The cat goes into heat two to three times a year – which means that it can have young as often. There are an average of three to four kittens per litter. According to a graphic by the animal protection organization “Four Paws”, it is possible that a single pair of cats can produce up to 12,680 offspring after five years. That also means a lot of potential misery: some free-ranging cats are so sick and weak that they cannot care for their offspring.
“Cats have an extremely high reproduction rate,” says Dalia Zohni, specialist for pets at the German Animal Welfare Association, in an interview with the star. “Reproduction is only for conservation in cats. It’s no fun for them.” In the case of stray cats, many kittens die in the first few months of their lives, Zohni says. Reasons are diseases and malnutrition.
The Animal Welfare Association is committed to nationwide castration and identification requirements for domestic cats in Germany. Because the misery that unneutered cats produce is extreme, as repeatedly shown by reports on the websites of animal welfare organizations throughout Germany that try to help the animals with neutering and feeding campaigns.

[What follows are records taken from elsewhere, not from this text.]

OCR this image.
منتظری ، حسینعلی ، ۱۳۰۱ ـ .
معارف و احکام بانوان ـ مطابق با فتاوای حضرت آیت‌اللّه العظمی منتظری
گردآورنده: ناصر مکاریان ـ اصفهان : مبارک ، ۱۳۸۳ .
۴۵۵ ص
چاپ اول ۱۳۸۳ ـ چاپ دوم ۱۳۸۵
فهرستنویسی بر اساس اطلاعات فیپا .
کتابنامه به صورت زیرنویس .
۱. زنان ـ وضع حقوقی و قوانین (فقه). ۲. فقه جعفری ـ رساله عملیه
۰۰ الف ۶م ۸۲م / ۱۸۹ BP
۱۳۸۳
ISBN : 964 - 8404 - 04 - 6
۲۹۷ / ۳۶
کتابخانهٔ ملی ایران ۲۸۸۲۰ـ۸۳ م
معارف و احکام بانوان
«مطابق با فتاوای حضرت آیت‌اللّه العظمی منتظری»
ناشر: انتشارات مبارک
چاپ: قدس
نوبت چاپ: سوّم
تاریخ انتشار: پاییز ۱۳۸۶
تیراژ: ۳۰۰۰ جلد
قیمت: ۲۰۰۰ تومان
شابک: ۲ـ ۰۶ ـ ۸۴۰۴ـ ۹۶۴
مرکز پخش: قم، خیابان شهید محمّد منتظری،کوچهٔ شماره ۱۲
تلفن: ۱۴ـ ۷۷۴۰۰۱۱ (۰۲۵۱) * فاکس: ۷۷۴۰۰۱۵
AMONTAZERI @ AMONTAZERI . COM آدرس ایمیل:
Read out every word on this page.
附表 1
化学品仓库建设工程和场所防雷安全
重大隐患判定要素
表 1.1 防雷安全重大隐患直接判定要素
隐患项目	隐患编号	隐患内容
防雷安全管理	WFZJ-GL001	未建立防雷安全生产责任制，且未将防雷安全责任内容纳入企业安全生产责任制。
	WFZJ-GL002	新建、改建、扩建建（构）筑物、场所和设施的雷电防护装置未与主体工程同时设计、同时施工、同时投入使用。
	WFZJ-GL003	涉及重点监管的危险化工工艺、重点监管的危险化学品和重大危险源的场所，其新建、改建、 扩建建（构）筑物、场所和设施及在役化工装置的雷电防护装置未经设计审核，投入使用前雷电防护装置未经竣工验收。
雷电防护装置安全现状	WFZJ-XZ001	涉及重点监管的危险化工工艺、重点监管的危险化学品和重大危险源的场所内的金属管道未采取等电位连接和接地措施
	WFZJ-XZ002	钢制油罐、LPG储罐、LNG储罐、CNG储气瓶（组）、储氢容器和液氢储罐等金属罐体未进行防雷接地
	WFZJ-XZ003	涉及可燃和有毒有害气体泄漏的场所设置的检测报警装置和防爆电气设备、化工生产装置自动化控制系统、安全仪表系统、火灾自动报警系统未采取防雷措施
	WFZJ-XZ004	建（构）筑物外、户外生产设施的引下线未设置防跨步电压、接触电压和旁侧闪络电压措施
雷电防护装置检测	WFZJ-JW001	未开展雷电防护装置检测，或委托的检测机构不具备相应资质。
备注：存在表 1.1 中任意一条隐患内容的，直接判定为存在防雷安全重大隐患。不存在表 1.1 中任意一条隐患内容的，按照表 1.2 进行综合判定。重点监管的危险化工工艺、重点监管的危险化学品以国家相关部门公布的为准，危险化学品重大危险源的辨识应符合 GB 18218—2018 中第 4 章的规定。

Many of these feral animals cannot be adopted as pets.
The urge to produce offspring is so strong that tomcats will travel great distances to find a mate. The risk of being run over on such a hike or dying after a fight is great. According to a report by the Hamburg Animal Welfare Association, for example, pet owners are often not even aware of how much damage they are doing to their cats if they do not have them neutered.
A helper at a feeding station for strays in Hamburg expressed it quite drastically some time ago: “The urge to mate is a stressful, unpleasant part of their lives,” she said of the animals that are ready to mate and roaming around outside. It is not compatible with animal love to constantly expose one’s own cat or tomcat to the dangers of carelessly extensive partner searches. Cats can be killed or injured in turf wars, or contract deadly diseases.
So love among cats is less like romance—it’s more an urge to produce as many offspring as possible. A great psychological and physical stress for parents and their offspring. And in the worst case, great misery can result.